With current technologies used to track noise levels, for both private and public administrations, it is hard to automatically identify which sounds are more present in most polluted areas. Actually, to assess citizen complaints, technicians are typically sent to the area to be surveyed to evaluate if the complaint is relevant. Due to the high number of complaints that are generated every day (specially in highly populated areas), the development of Wireless Acoustic Sensor Networks (WASN) that would automatically monitor the noise pollution of a certain area have become a research trend. Currently, most of the networks that are deployed in cities measure only the equivalent noise level by means of expensive but highly accurate hardware but cannot identify the noise sources that are present in each spot. Given the elevated price of these sensors, nodes are typically placed in specific locations, but do not monitor wide areas.

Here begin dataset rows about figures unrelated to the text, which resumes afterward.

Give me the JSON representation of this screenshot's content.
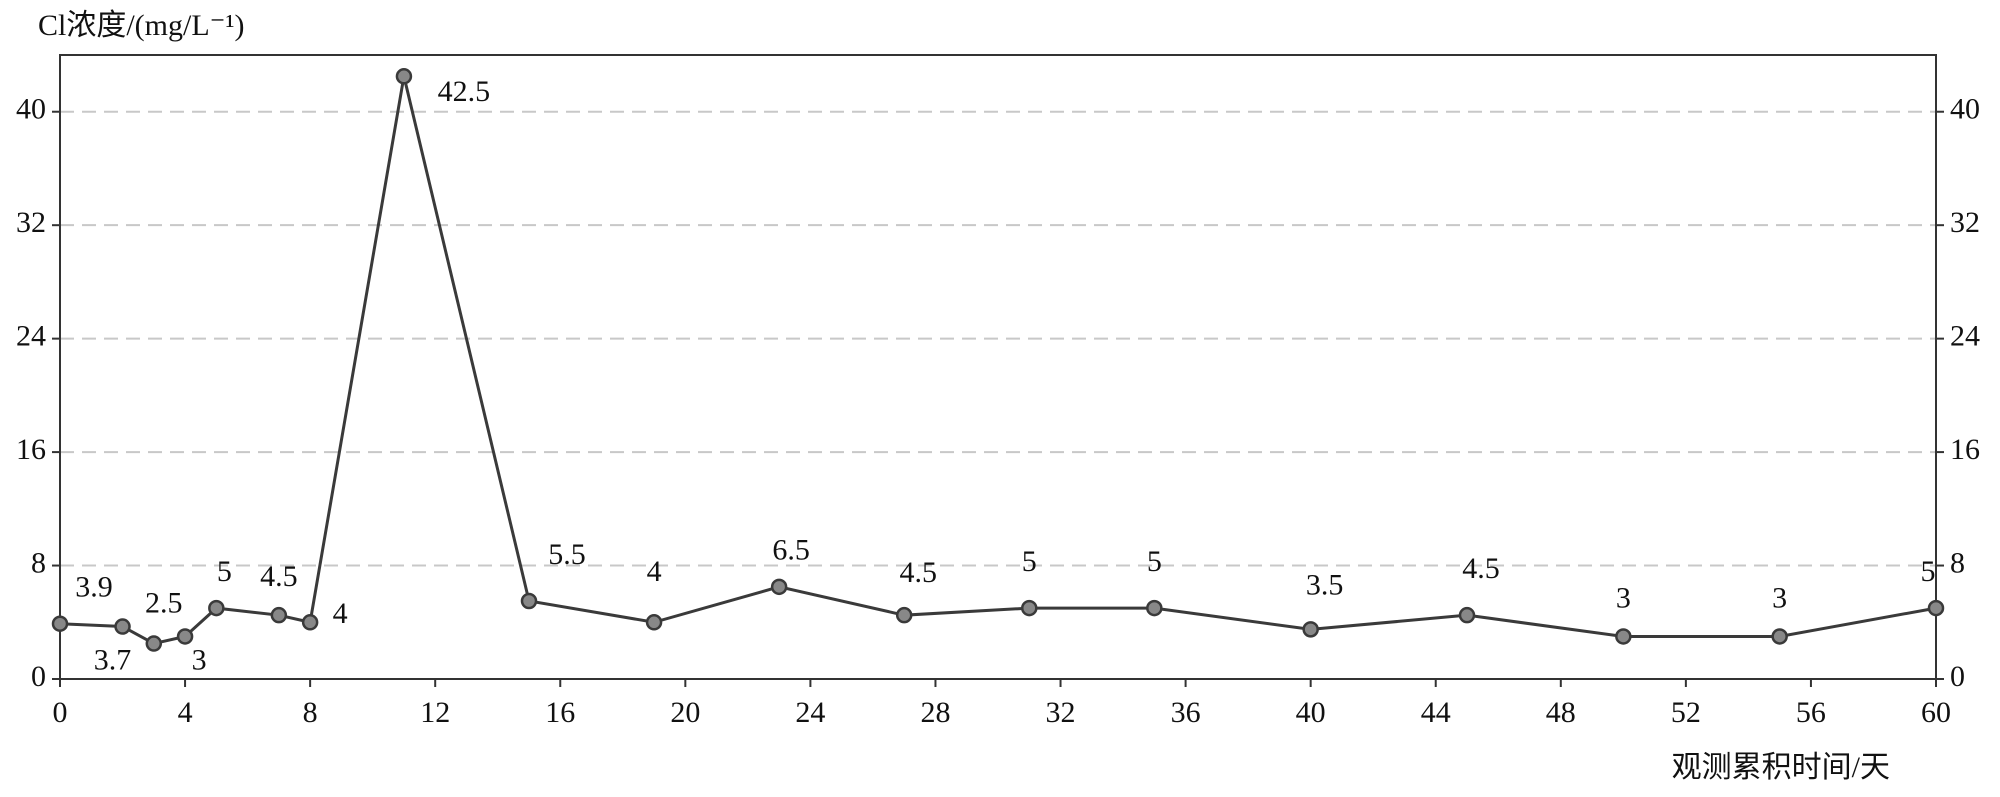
{
  "chart_data": {
    "type": "line",
    "y_label": "Cl浓度/(mg/L⁻¹)",
    "x_label": "观测累积时间/天",
    "x": [
      0,
      2,
      3,
      4,
      5,
      7,
      8,
      11,
      15,
      19,
      23,
      27,
      31,
      35,
      40,
      45,
      50,
      55,
      60
    ],
    "series": [
      {
        "color": "#3a3a3a",
        "values": [
          3.9,
          3.7,
          2.5,
          3,
          5,
          4.5,
          4,
          42.5,
          5.5,
          4,
          6.5,
          4.5,
          5,
          5,
          3.5,
          4.5,
          3,
          3,
          5
        ]
      }
    ],
    "xlim": [
      0,
      60
    ],
    "xticks": [
      0,
      4,
      8,
      12,
      16,
      20,
      24,
      28,
      32,
      36,
      40,
      44,
      48,
      52,
      56,
      60
    ],
    "ylim": [
      0,
      44
    ],
    "yticks": [
      0,
      8,
      16,
      24,
      32,
      40
    ],
    "grid": true
  }
}
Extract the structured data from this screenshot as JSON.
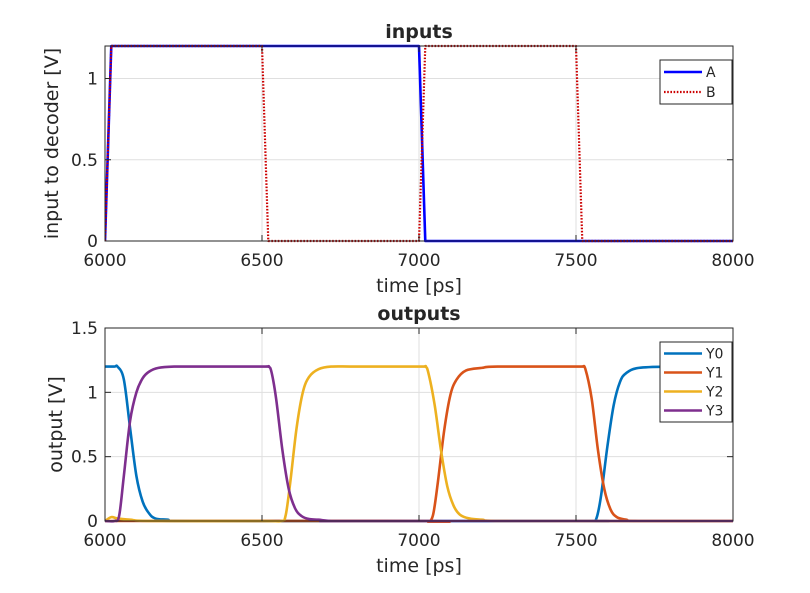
{
  "chart_data": [
    {
      "type": "line",
      "title": "inputs",
      "xlabel": "time [ps]",
      "ylabel": "input to decoder [V]",
      "xlim": [
        6000,
        8000
      ],
      "ylim": [
        0,
        1.2
      ],
      "xticks": [
        6000,
        6500,
        7000,
        7500,
        8000
      ],
      "yticks": [
        0,
        0.5,
        1
      ],
      "xtick_labels": [
        "6000",
        "6500",
        "7000",
        "7500",
        "8000"
      ],
      "ytick_labels": [
        "0",
        "0.5",
        "1"
      ],
      "grid": true,
      "legend_location": "top-right",
      "series": [
        {
          "name": "A",
          "color": "#0000ff",
          "style": "solid",
          "x": [
            6000,
            6020,
            7000,
            7020,
            8000
          ],
          "y": [
            0,
            1.2,
            1.2,
            0,
            0
          ]
        },
        {
          "name": "B",
          "color": "#cc0000",
          "style": "dotted",
          "x": [
            6000,
            6020,
            6500,
            6520,
            7000,
            7020,
            7500,
            7520,
            8000
          ],
          "y": [
            0,
            1.2,
            1.2,
            0,
            0,
            1.2,
            1.2,
            0,
            0
          ]
        }
      ]
    },
    {
      "type": "line",
      "title": "outputs",
      "xlabel": "time [ps]",
      "ylabel": "output [V]",
      "xlim": [
        6000,
        8000
      ],
      "ylim": [
        0,
        1.5
      ],
      "xticks": [
        6000,
        6500,
        7000,
        7500,
        8000
      ],
      "yticks": [
        0,
        0.5,
        1,
        1.5
      ],
      "xtick_labels": [
        "6000",
        "6500",
        "7000",
        "7500",
        "8000"
      ],
      "ytick_labels": [
        "0",
        "0.5",
        "1",
        "1.5"
      ],
      "grid": true,
      "legend_location": "top-right",
      "series": [
        {
          "name": "Y0",
          "color": "#0072bd",
          "x": [
            6000,
            6030,
            6040,
            6060,
            6080,
            6100,
            6120,
            6140,
            6160,
            6200,
            6300,
            7500,
            7550,
            7565,
            7580,
            7600,
            7620,
            7640,
            7660,
            7700,
            7800,
            8000
          ],
          "y": [
            1.2,
            1.2,
            1.2,
            1.1,
            0.72,
            0.35,
            0.15,
            0.06,
            0.02,
            0.01,
            0,
            0,
            0,
            0.02,
            0.2,
            0.58,
            0.9,
            1.08,
            1.15,
            1.19,
            1.2,
            1.2
          ],
          "smooth": true
        },
        {
          "name": "Y1",
          "color": "#d95319",
          "x": [
            6000,
            7020,
            7030,
            7045,
            7060,
            7080,
            7100,
            7120,
            7150,
            7200,
            7250,
            7500,
            7520,
            7530,
            7550,
            7570,
            7590,
            7610,
            7630,
            7660,
            7700,
            8000
          ],
          "y": [
            0,
            0,
            -0.01,
            0.05,
            0.3,
            0.7,
            0.98,
            1.1,
            1.17,
            1.19,
            1.2,
            1.2,
            1.2,
            1.18,
            0.95,
            0.55,
            0.25,
            0.09,
            0.03,
            0.01,
            0,
            0
          ],
          "smooth": true
        },
        {
          "name": "Y2",
          "color": "#edb120",
          "x": [
            6000,
            6020,
            6040,
            6080,
            6150,
            6500,
            6560,
            6575,
            6590,
            6610,
            6630,
            6650,
            6680,
            6720,
            6800,
            7000,
            7020,
            7030,
            7050,
            7070,
            7090,
            7110,
            7130,
            7160,
            7200,
            7300,
            8000
          ],
          "y": [
            0,
            0.03,
            0.02,
            0.01,
            0,
            0,
            0,
            0.04,
            0.3,
            0.72,
            1.0,
            1.12,
            1.18,
            1.2,
            1.2,
            1.2,
            1.2,
            1.15,
            0.9,
            0.55,
            0.27,
            0.12,
            0.05,
            0.02,
            0.01,
            0,
            0
          ],
          "smooth": true
        },
        {
          "name": "Y3",
          "color": "#7e2f8e",
          "x": [
            6000,
            6030,
            6045,
            6060,
            6080,
            6100,
            6120,
            6140,
            6170,
            6220,
            6300,
            6500,
            6520,
            6530,
            6545,
            6565,
            6585,
            6605,
            6625,
            6650,
            6680,
            6720,
            6800,
            8000
          ],
          "y": [
            0,
            0,
            0.04,
            0.35,
            0.78,
            1.0,
            1.11,
            1.16,
            1.19,
            1.2,
            1.2,
            1.2,
            1.2,
            1.16,
            0.95,
            0.55,
            0.25,
            0.1,
            0.04,
            0.015,
            0.01,
            0,
            0,
            0
          ],
          "smooth": true
        }
      ]
    }
  ]
}
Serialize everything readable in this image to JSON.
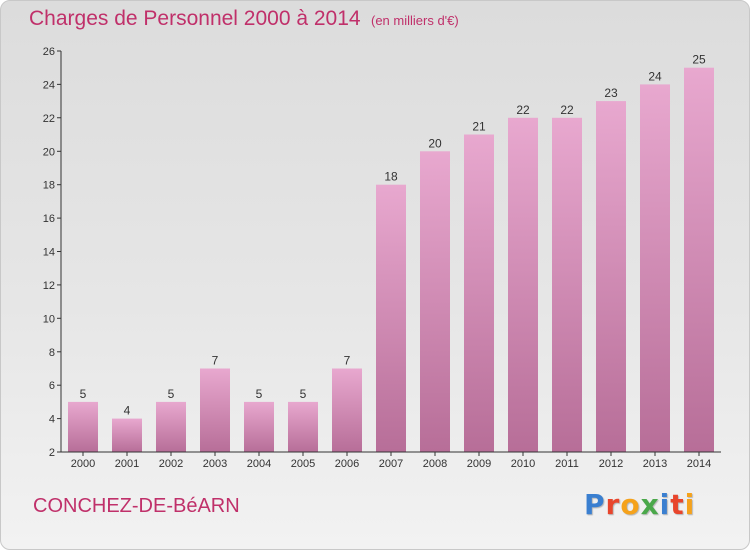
{
  "header": {
    "title": "Charges de Personnel 2000 à 2014",
    "subtitle": "(en milliers d'€)"
  },
  "footer": {
    "commune": "CONCHEZ-DE-BéARN",
    "brand_letters": [
      {
        "char": "P",
        "color": "#3a7fd0"
      },
      {
        "char": "r",
        "color": "#e8452c"
      },
      {
        "char": "o",
        "color": "#f5a21b"
      },
      {
        "char": "x",
        "color": "#4aa84a"
      },
      {
        "char": "i",
        "color": "#3a7fd0"
      },
      {
        "char": "t",
        "color": "#e8452c"
      },
      {
        "char": "i",
        "color": "#f5a21b"
      }
    ]
  },
  "colors": {
    "bar_top": "#e8a8cf",
    "bar_bottom": "#b76e98",
    "accent": "#c0306a",
    "axis": "#333333"
  },
  "chart_data": {
    "type": "bar",
    "categories": [
      "2000",
      "2001",
      "2002",
      "2003",
      "2004",
      "2005",
      "2006",
      "2007",
      "2008",
      "2009",
      "2010",
      "2011",
      "2012",
      "2013",
      "2014"
    ],
    "values": [
      5,
      4,
      5,
      7,
      5,
      5,
      7,
      18,
      20,
      21,
      22,
      22,
      23,
      24,
      25
    ],
    "ylim": [
      2,
      26
    ],
    "yticks": [
      2,
      4,
      6,
      8,
      10,
      12,
      14,
      16,
      18,
      20,
      22,
      24,
      26
    ],
    "grid": false,
    "legend": "none"
  }
}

The purpose of this thesis is to address an important challenge still latent in this field: to acoustically monitor large-scale areas in real-time and in a scalable and cost efficient way. In this regard, the city centre of Barcelona has been selected as a reference use-case scenario to conduct this research. First, this dissertation starts with an accurate analysis of an annotated dataset of 6 hours corresponding to the soundscape of a specific area of the city (l’Eixample). Next, a scalable distributed architecture using low-cost computing devices to recognize acoustic events is presented. To validate the feasibility of this approach, a deep learning algorithm running on top of this architecture has been implemented to classify 10 different acoustic categories. As the sensing nodes of the proposed system are arranged in such a way that it is possible to take advantage of physical redundancy (that is, more than one node may hear the same acoustic event), data has been gathered in four spots of the city centre of Barcelona respecting the sensors topology. Finally, as real-world events tend to occur simultaneously, the deep learning algorithm has been enhanced to support multilabel (i.e., polyphonic) classification. Results show that, with the proposed system architecture, it is possible to classify acoustic events in real-time. Overall, the contributions of this research are the following: (1) the design of a low-cost, scalable WASN able to monitor large-scale areas and (2) the development of a real-time classification algorithm able to run over the designed sensing nodes.
Keywords: Acoustic Event Detection, Urban Noise, Wireless Acoustic Sensor Network, Real-time Classification, Polyphonic Event Classification.